Только что удивившему меня Артамонову настал теперь черёд удивляться самому, и он настороженно переводил взгляд с меня на разбойника, только сейчас осознавая, что какая-то часть интриги промелькнула прямо перед его носом незамеченной.

– Мне безразлично, кто и как из вас дурил кому голову! – воскликнул я. – Камня у меня нет, он передан по назначению, так что вы зря старались. Не в моих правилах оправдываться, но мой возница подобрал то, что уронили вы в пыль, торгуясь с господином Бларамбергом.

– Уронил в пыль? – Карнаухов в гневе рванулся, и нам стоило труда вновь распластать его на земле. – Я берег его пуще глаза, он хранился отдельно от прочей дребедени! А-а, и ты тут как тут! – Взор его вознёсся на Прохора. – Возница, значит! Вон куда увёз, за три моря. Ловко, брат, намылился служить! Его благодари, студент, за то, что я…

Он хотел сказать ещё что-то, но Прохор проворно нагнулся к Игнату и ударил его в лицо кулаком. Тот на мгновение удивлённо раскрыл рот, глаза его, прежде чем закрыться сделались стеклянными, и сознание покинуло его. Весь предыдущий опыт общения, прибаутки и простой нрав не говорили о том, что кучер может поступить так жестоко, и я сурово воззрел на Прохора.

Опоздай я хоть на мгновение, и с его лица уже стёрлась бы гримаса расчётливой злобы, сменившись обыденным выражением глуповатого простеца.

– Прохор? – удивлённо молвил я, не дождавшись объяснений.

– А пошто пёс клевещет! – ответил тот.

– Неси флягу, – покачал головой я. – Надо привести его в чувство и расспросить. Определённо он знает нечто важное.

– Да. Сию минуту-с.

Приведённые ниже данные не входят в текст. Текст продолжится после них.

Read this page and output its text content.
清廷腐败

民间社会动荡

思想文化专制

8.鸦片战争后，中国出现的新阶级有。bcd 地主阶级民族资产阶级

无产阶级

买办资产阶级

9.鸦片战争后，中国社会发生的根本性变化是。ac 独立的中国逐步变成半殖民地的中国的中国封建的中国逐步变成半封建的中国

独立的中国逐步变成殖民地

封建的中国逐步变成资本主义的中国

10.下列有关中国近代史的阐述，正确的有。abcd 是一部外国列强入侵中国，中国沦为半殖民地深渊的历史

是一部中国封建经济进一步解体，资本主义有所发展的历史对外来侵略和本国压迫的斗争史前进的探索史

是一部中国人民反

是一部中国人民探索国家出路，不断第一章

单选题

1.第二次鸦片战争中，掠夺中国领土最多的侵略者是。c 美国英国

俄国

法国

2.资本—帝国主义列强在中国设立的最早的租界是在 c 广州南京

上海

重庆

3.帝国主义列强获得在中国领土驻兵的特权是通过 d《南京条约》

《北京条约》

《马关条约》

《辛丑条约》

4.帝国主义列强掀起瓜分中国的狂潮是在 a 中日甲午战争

Только как бы не опоздать, сударь, – сказал Прохор, указывая куда-то вдаль.

– Что, снова пыльная буря? – вопросил я, усмехаясь, но он оставался серьёзен. Артамонов уже раскладывал подзорную трубу.

– Проклятье! – вскричал он в сердцах. Я приложил окуляр к глазу.

Без труда я распознал в куче скакавших в долине всадников одного. Этьен Голуа собственной персоной возглавлял пыливший по дороге отряд. Он дал знак, и несколько человек бросились огибать наш холм, отрезая нам дорогу на Дамаск.

Позиция наша могла считаться сильной, но и меткий выстрел Прохора мало чем мог бы помочь: слишком неравны были силы. Выбить главаря решало многое, но Голуа ли возглавлял погоню на сей раз? Среди преследователей я мог зреть и других всадников в европейских костюмах.

Может, ещё всё решилось бы по-иному, но Артамонов ударился в панику, требуя ехать. Драгоман наш только сейчас вылезал из зарослей, так что и подавно не мог считаться за вояку. Кое-как погрузив пожитки, мы поспешили единственным открытым путём на юг. Несчастный переводчик лишь по причине меньшей опасности остался в наших рядах и представлял собой отныне сорт ходячей поклажи.

Голуа исчез из виду, доскакав до подножия холма, и теперь, верно, взбирался на кручу. Мы же двинулись вниз так, чтобы возможно долее оставаться недосягаемыми его взору.

Лишь издали, отъехав на значительное расстояние, я приостановился, прежде чем свернуть за спутниками в глубокую балку. Труба некоторое время выискивала его одного среди множества людей на холме, возившихся подле Карнаухова. Я вздрогнул. Издали, но увеличенный линзами, словно бы находился подле нас, Этьен целился в свою подзорную трубу точно на меня. Он оторвал её от глаз и левой рукой сделал жест, отдавая потешный салют. Ухмылка его не предвещала ничего хорошего. Я мог не сомневаться, что мы ещё встретимся.